As you walk through narrow, tangled, almost labyrinthine streets, you suddenly stumble upon a building larger than the others with thick, load-bearing walls and symmetrical arrangements of slender openings. As the people of Llançà put it, it’s a senyorial or “lordly” home. With a document legally certifying the building as a technical ruin, the easiest option was to simply tear it down. However, an enriching debate with the developers led to a more praiseworthy decision: to take the high road, preserve a unique building and restore its historic character.
This project sought to totally renovate the existing building. Its three façades were preserved along with its openings, ornamental elements, and interior load-bearing walls. The building was gutted entirely, from its foundations to the roof. A system of metal beams was put in place, tying together the external and interior structural walls. In turn, these beams were tied together using composite slabs. Only a few of the vaulted ceilings on the ground floor were kept. The stairway in the heart of the building was rebuilt and adapted to meet new technical requirements; plus, it became an interior lightwell. Six homes, two commercial spaces and six parking spaces were created. Three apartments are located on the first floor and three are on the second, each with its share of the façade. The three on the second floor also include a share of the pre-existing attic, which can now be accessed from each flat via an interior ladder and is now visually connected to them by the resulting double space.

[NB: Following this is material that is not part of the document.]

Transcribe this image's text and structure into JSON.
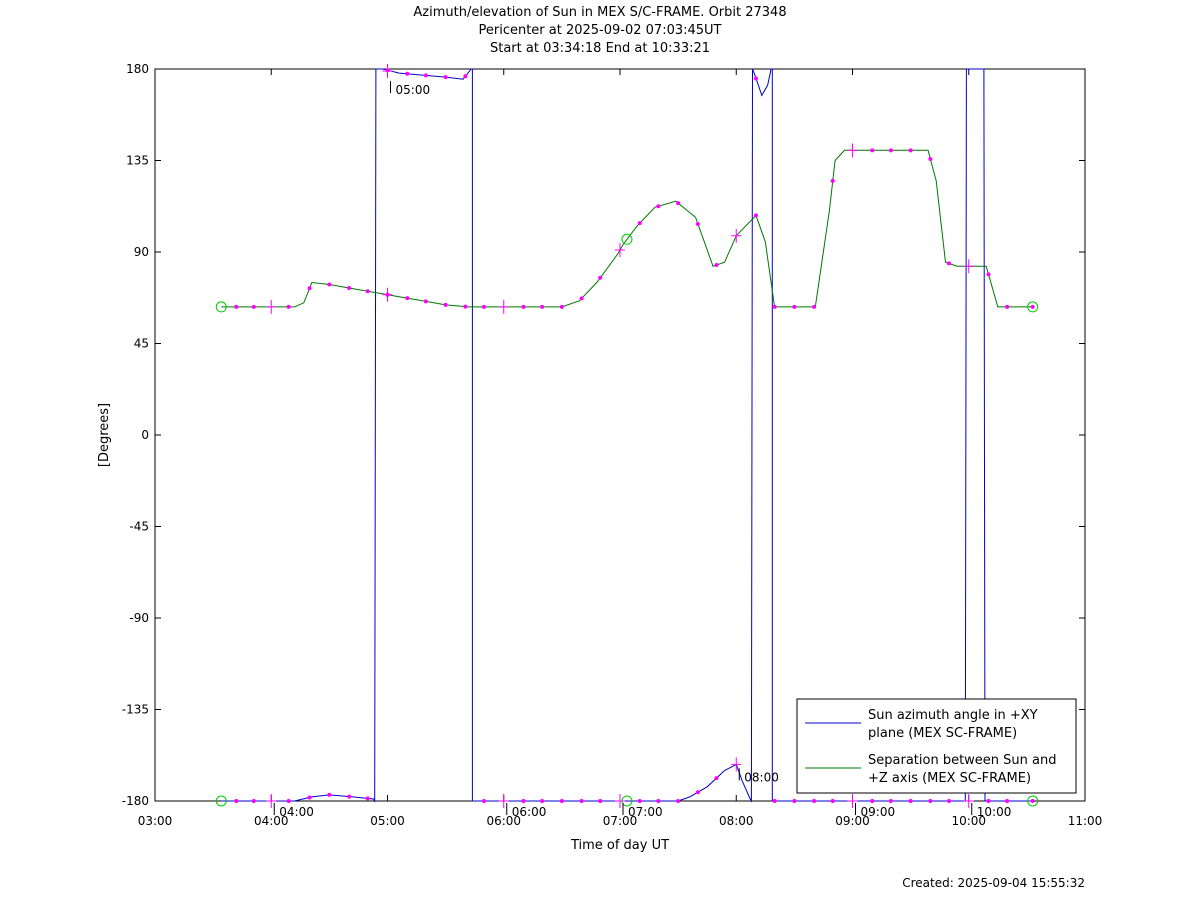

In contrast to the weight of this building’s historic walls, the flats within are designed to look new, fresh. These interiors are defined by a broad, open connecting space that spans each flat from end to end. It stands out from the rest of the flat, with a change in flooring and ceiling height. It serves as the spine connecting each of the residence’s different spaces—bedrooms, bathrooms and interior stairway—and ultimately reaches the kitchen and living room. These establish their own perpendicular axis, which seeks to take advantage of the exterior light from the façade. Simple forms, materials and colours seek a harmonious dialogue between old and new.